Onehouse Compute Runtime

The Onehouse Compute Runtime (OCR) provides a fully-managed compute infrastructure that automatically scales based on your workload requirements. It operates on compute instances within your cloud account, keeping your data secure. OCR includes functionality such as:

  • Adaptive Workload Optimizer: Runtime features that intelligently react to workloads.
  • Serverless Compute Manager: Compute infrastructure optimized for the most challenging lakehouse workloads.
  • High-Performance Lakehouse I/O: A radical rethinking of some foundational lakehouse operations.

Onehouse Clusters automatically run on top of OCR. Learn more about OCR here.

FAQ

What does Onehouse charge for?

Onehouse uses a Bring-Your-Own-Cloud (BYOC) model and charges based on compute usage measured in Onehouse Compute Units (OCU). You pay for compute instances running in your cloud account, plus support costs. Onehouse does not charge additional volume-based or storage fees - you only pay your cloud provider for storage costs. The billing is based on the formula: ($ rate per hourly OCU) * (# of hourly OCU consumed). You can view the full documentation on usage and billing here.

Where does Onehouse store my data and is it secure?

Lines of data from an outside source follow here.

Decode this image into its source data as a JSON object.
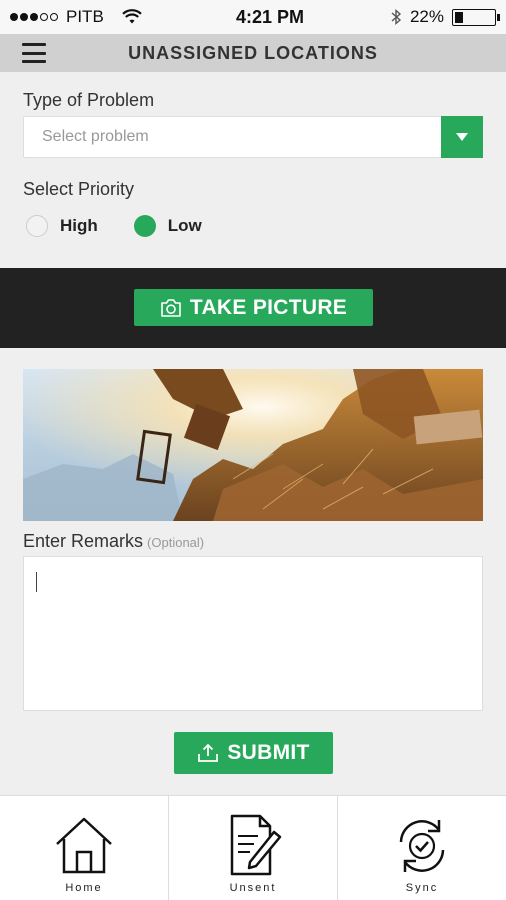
{
  "status_bar": {
    "carrier": "PITB",
    "time": "4:21 PM",
    "battery": "22%",
    "battery_level": 0.22
  },
  "header": {
    "title": "UNASSIGNED LOCATIONS",
    "menu_icon": "hamburger-menu-icon"
  },
  "form": {
    "problem_label": "Type of Problem",
    "problem_placeholder": "Select problem",
    "priority_label": "Select Priority",
    "priority_options": [
      {
        "label": "High",
        "selected": false
      },
      {
        "label": "Low",
        "selected": true
      }
    ],
    "take_picture_label": "TAKE PICTURE",
    "remarks_label": "Enter Remarks",
    "remarks_optional": "(Optional)",
    "remarks_value": "",
    "submit_label": "SUBMIT"
  },
  "bottom_nav": {
    "items": [
      {
        "label": "Home",
        "icon": "home-icon"
      },
      {
        "label": "Unsent",
        "icon": "document-edit-icon"
      },
      {
        "label": "Sync",
        "icon": "sync-check-icon"
      }
    ]
  },
  "colors": {
    "accent": "#27a85a",
    "header_bg": "#d0d0d0",
    "camera_band": "#222222"
  }
}
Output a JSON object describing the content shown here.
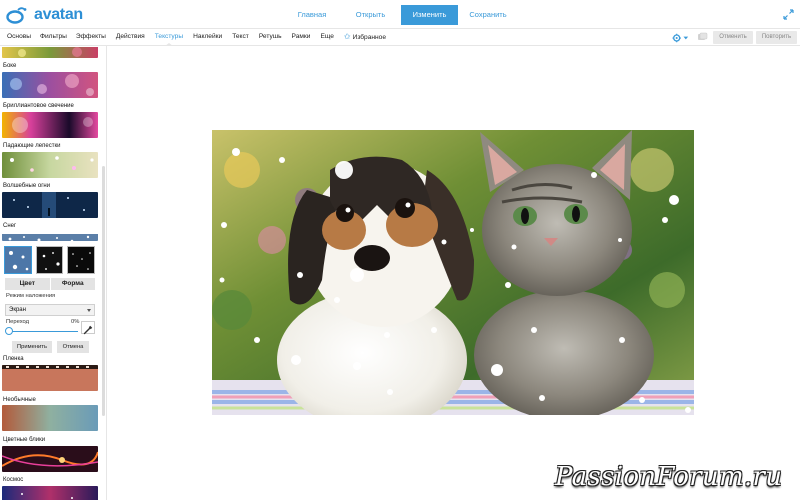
{
  "app": {
    "logo_text": "avatan"
  },
  "nav": {
    "items": [
      {
        "label": "Главная"
      },
      {
        "label": "Открыть"
      },
      {
        "label": "Изменить"
      },
      {
        "label": "Сохранить"
      }
    ],
    "active": "Изменить"
  },
  "menu": {
    "items": [
      "Основы",
      "Фильтры",
      "Эффекты",
      "Действия",
      "Текстуры",
      "Наклейки",
      "Текст",
      "Ретушь",
      "Рамки",
      "Еще",
      "Избранное"
    ],
    "active": "Текстуры",
    "undo_label": "Отменить",
    "redo_label": "Повторить"
  },
  "panel": {
    "textures": [
      {
        "label": "Боке"
      },
      {
        "label": "Бриллиантовое свечение"
      },
      {
        "label": "Падающие лепестки"
      },
      {
        "label": "Волшебные огни"
      },
      {
        "label": "Снег"
      },
      {
        "label": "Пленка"
      },
      {
        "label": "Необычные"
      },
      {
        "label": "Цветные блики"
      },
      {
        "label": "Космос"
      }
    ],
    "snow": {
      "tab_color": "Цвет",
      "tab_shape": "Форма",
      "blend_mode_label": "Режим наложения",
      "blend_mode_value": "Экран",
      "transition_label": "Переход",
      "transition_value": "0%",
      "transition_fraction": 0,
      "apply_label": "Применить",
      "cancel_label": "Отмена"
    }
  },
  "watermark": "PassionForum.ru",
  "colors": {
    "accent": "#3a9ad9",
    "logo": "#2d8fd5"
  },
  "icons": [
    "fullscreen-icon",
    "settings-gear-icon",
    "history-icon",
    "star-icon",
    "eyedropper-icon",
    "chevron-down-icon"
  ]
}
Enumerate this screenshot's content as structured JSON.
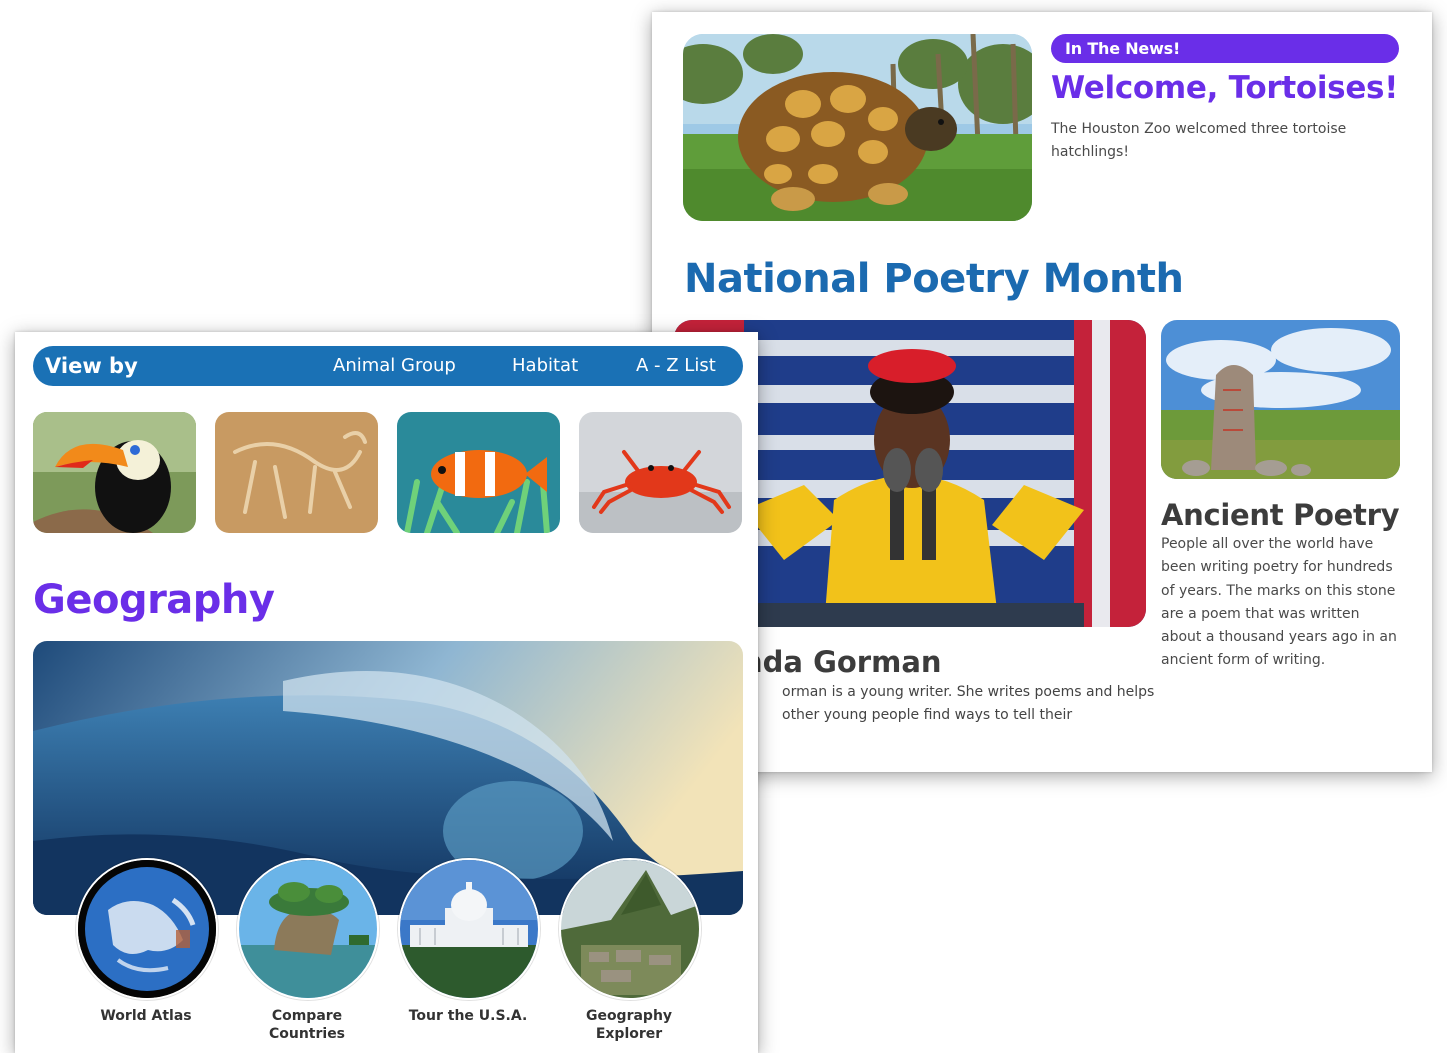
{
  "back_panel": {
    "news": {
      "badge": "In The News!",
      "title": "Welcome, Tortoises!",
      "description": "The Houston Zoo welcomed three tortoise hatchlings!",
      "image_icon": "tortoise-photo"
    },
    "poetry": {
      "heading": "National Poetry Month",
      "feature": {
        "name": "nda Gorman",
        "description": "orman is a young writer. She writes poems and helps other young people find ways to tell their",
        "image_icon": "poet-at-podium-photo"
      },
      "ancient": {
        "title": "Ancient Poetry",
        "description": "People all over the world have been writing poetry for hundreds of years. The marks on this stone are a poem that was written about a thousand years ago in an ancient form of writing.",
        "image_icon": "runestone-photo"
      }
    }
  },
  "front_panel": {
    "view_by": {
      "label": "View by",
      "links": [
        "Animal Group",
        "Habitat",
        "A - Z List"
      ]
    },
    "animal_thumbnails": [
      "toucan",
      "fossil",
      "clownfish",
      "crab"
    ],
    "geography": {
      "heading": "Geography",
      "hero_icon": "ocean-wave-photo",
      "items": [
        {
          "label": "World Atlas",
          "icon": "earth-globe"
        },
        {
          "label": "Compare Countries",
          "icon": "rock-island"
        },
        {
          "label": "Tour the U.S.A.",
          "icon": "capitol-building"
        },
        {
          "label": "Geography Explorer",
          "icon": "machu-picchu"
        }
      ]
    }
  },
  "colors": {
    "purple_accent": "#6a2ee8",
    "blue_accent": "#1b6ab0",
    "nav_bar": "#1a71b5"
  }
}
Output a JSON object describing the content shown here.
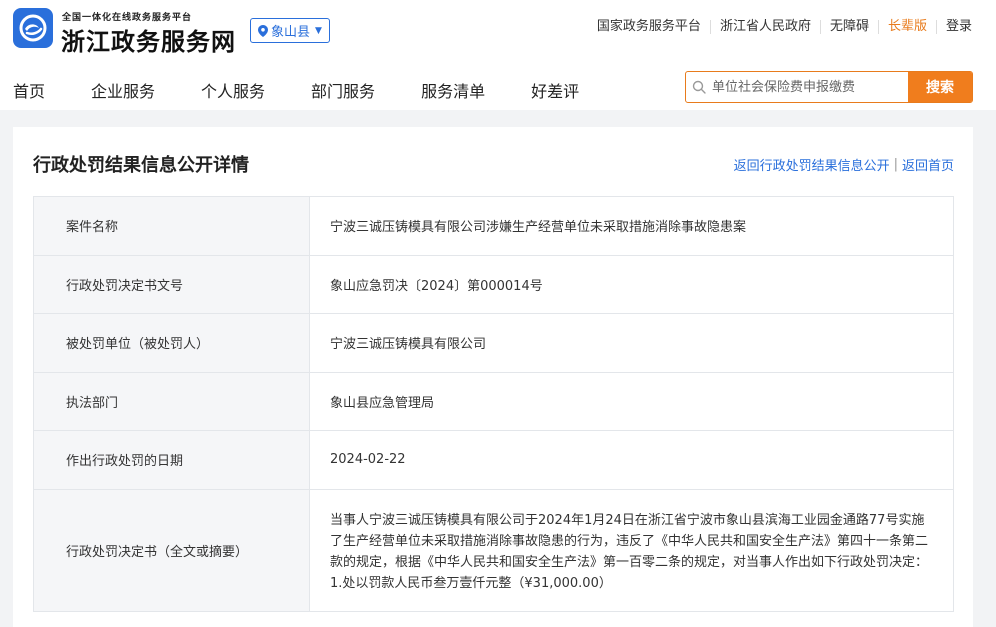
{
  "header": {
    "brand_sub": "全国一体化在线政务服务平台",
    "brand_title": "浙江政务服务网",
    "region": "象山县",
    "top_links": [
      "国家政务服务平台",
      "浙江省人民政府",
      "无障碍",
      "长辈版",
      "登录"
    ],
    "nav": [
      "首页",
      "企业服务",
      "个人服务",
      "部门服务",
      "服务清单",
      "好差评"
    ],
    "search": {
      "placeholder": "单位社会保险费申报缴费",
      "button": "搜索"
    }
  },
  "colors": {
    "accent_blue": "#2a6fdb",
    "accent_orange": "#f07d1d"
  },
  "detail": {
    "title": "行政处罚结果信息公开详情",
    "back_list": "返回行政处罚结果信息公开",
    "sep": "|",
    "back_home": "返回首页",
    "rows": [
      {
        "label": "案件名称",
        "value": "宁波三诚压铸模具有限公司涉嫌生产经营单位未采取措施消除事故隐患案"
      },
      {
        "label": "行政处罚决定书文号",
        "value": "象山应急罚决〔2024〕第000014号"
      },
      {
        "label": "被处罚单位（被处罚人）",
        "value": "宁波三诚压铸模具有限公司"
      },
      {
        "label": "执法部门",
        "value": "象山县应急管理局"
      },
      {
        "label": "作出行政处罚的日期",
        "value": "2024-02-22"
      },
      {
        "label": "行政处罚决定书（全文或摘要）",
        "value": "当事人宁波三诚压铸模具有限公司于2024年1月24日在浙江省宁波市象山县滨海工业园金通路77号实施了生产经营单位未采取措施消除事故隐患的行为，违反了《中华人民共和国安全生产法》第四十一条第二款的规定，根据《中华人民共和国安全生产法》第一百零二条的规定，对当事人作出如下行政处罚决定：1.处以罚款人民币叁万壹仟元整（¥31,000.00）"
      }
    ]
  }
}
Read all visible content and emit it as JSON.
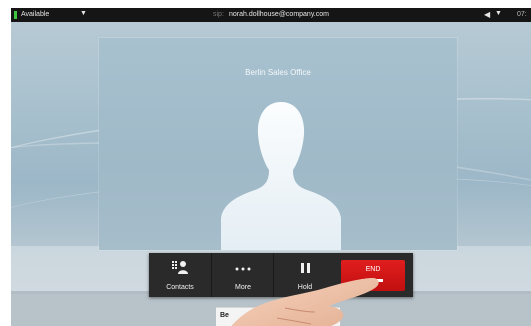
{
  "status_bar": {
    "presence": "Available",
    "presence_color": "#3ec43e",
    "user_prefix": "sip:",
    "user_email": "norah.dollhouse@company.com",
    "time": "07:"
  },
  "call": {
    "remote_name": "Berlin Sales Office"
  },
  "toolbar": {
    "contacts_label": "Contacts",
    "more_label": "More",
    "hold_label": "Hold",
    "end_label": "END",
    "end_color": "#d11616"
  },
  "bottom_card": {
    "text": "Be"
  },
  "icons": [
    "contacts-icon",
    "more-icon",
    "hold-icon",
    "speaker-icon",
    "chevron-down-icon"
  ]
}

Onehouse delivers its management services on a data plane inside of your cloud account. Unlike many vendors, this ensures no data ever leaves the trust boundary of your private networks and sensitive production databases are not exposed externally. You maintain ownership of all your data in your personal S3, GCS, or other cloud storage buckets. Onehouse’s commitment to openness is to ensure your data is future-proof. Onehouse is SOC 2 Type I and II, and PCI DSS compliant.